Quel est votre plat préféré en hiver?

Une fondue. Bon, nous devons faire un peu attention. Il ne faut pas en manger trop souvent. Pas avant les matches en tout cas… Alors quand je peux en prendre une, je savoure.

Quelle est votre galère estivale?

La chaleur lors des entraînements. Quand il fait 32 degrés, tu as l’impression de respirer de l’air chaud. Je préfère quand il fait froid.

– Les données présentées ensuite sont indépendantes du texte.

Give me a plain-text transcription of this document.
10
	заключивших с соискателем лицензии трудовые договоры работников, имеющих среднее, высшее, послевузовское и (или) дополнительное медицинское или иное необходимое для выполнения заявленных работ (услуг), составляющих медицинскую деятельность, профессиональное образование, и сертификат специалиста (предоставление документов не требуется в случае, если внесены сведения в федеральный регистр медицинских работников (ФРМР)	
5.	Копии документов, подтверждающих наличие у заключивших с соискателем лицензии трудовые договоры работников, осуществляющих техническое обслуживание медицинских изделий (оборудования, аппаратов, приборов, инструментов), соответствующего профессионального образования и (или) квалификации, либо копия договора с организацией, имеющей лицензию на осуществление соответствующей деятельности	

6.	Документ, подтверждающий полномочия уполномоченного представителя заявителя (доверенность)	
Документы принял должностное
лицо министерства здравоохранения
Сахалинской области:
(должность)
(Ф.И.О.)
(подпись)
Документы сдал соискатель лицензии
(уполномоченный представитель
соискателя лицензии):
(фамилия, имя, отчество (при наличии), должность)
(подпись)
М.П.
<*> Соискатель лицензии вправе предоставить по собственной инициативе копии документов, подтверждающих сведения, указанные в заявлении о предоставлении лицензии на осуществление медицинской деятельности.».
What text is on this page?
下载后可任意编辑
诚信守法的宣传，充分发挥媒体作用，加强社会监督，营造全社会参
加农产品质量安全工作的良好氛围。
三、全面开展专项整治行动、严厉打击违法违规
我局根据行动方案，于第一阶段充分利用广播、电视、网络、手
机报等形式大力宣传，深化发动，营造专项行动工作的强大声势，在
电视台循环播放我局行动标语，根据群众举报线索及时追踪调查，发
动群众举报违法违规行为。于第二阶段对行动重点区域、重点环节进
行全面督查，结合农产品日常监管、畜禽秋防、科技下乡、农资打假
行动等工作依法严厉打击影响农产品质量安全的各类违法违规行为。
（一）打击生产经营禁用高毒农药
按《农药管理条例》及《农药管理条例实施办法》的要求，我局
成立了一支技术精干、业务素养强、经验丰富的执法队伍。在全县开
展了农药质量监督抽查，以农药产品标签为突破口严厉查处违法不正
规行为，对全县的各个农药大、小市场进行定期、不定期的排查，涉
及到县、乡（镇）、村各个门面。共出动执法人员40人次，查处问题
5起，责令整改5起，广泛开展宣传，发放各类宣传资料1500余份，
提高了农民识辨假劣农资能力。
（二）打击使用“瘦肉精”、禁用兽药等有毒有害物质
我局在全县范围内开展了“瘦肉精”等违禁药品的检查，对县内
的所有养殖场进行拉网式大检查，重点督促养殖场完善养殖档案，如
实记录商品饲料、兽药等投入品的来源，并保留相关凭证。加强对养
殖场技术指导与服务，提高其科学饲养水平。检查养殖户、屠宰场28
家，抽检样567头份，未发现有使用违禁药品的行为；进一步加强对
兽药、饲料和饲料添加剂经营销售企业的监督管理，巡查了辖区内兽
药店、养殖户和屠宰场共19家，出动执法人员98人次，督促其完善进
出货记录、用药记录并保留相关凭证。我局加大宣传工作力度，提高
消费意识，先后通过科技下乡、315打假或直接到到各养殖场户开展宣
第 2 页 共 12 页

Quelle est votre galère hivernale?

Gratter les vitres de ma voiture le matin avant de partir. J’ai pourtant une application sur mon portable qui me permet d’allumer le chauffage de ma voiture quelques minutes avant de sortir. Mais j’oublie toujours…

Quel est votre plus beau souvenir estival?

La draft de 2014, quand j’ai été repêché au second tour par les Sharks.

Quel est votre plus beau souvenir hivernal?

La Coupe Spengler remportée avec Genève-Servette en décembre 2013. C’est un rêve de gosse qui se réalisait, moi qui regardais systématiquement ce tournoi quand j’étais gamin. D.V.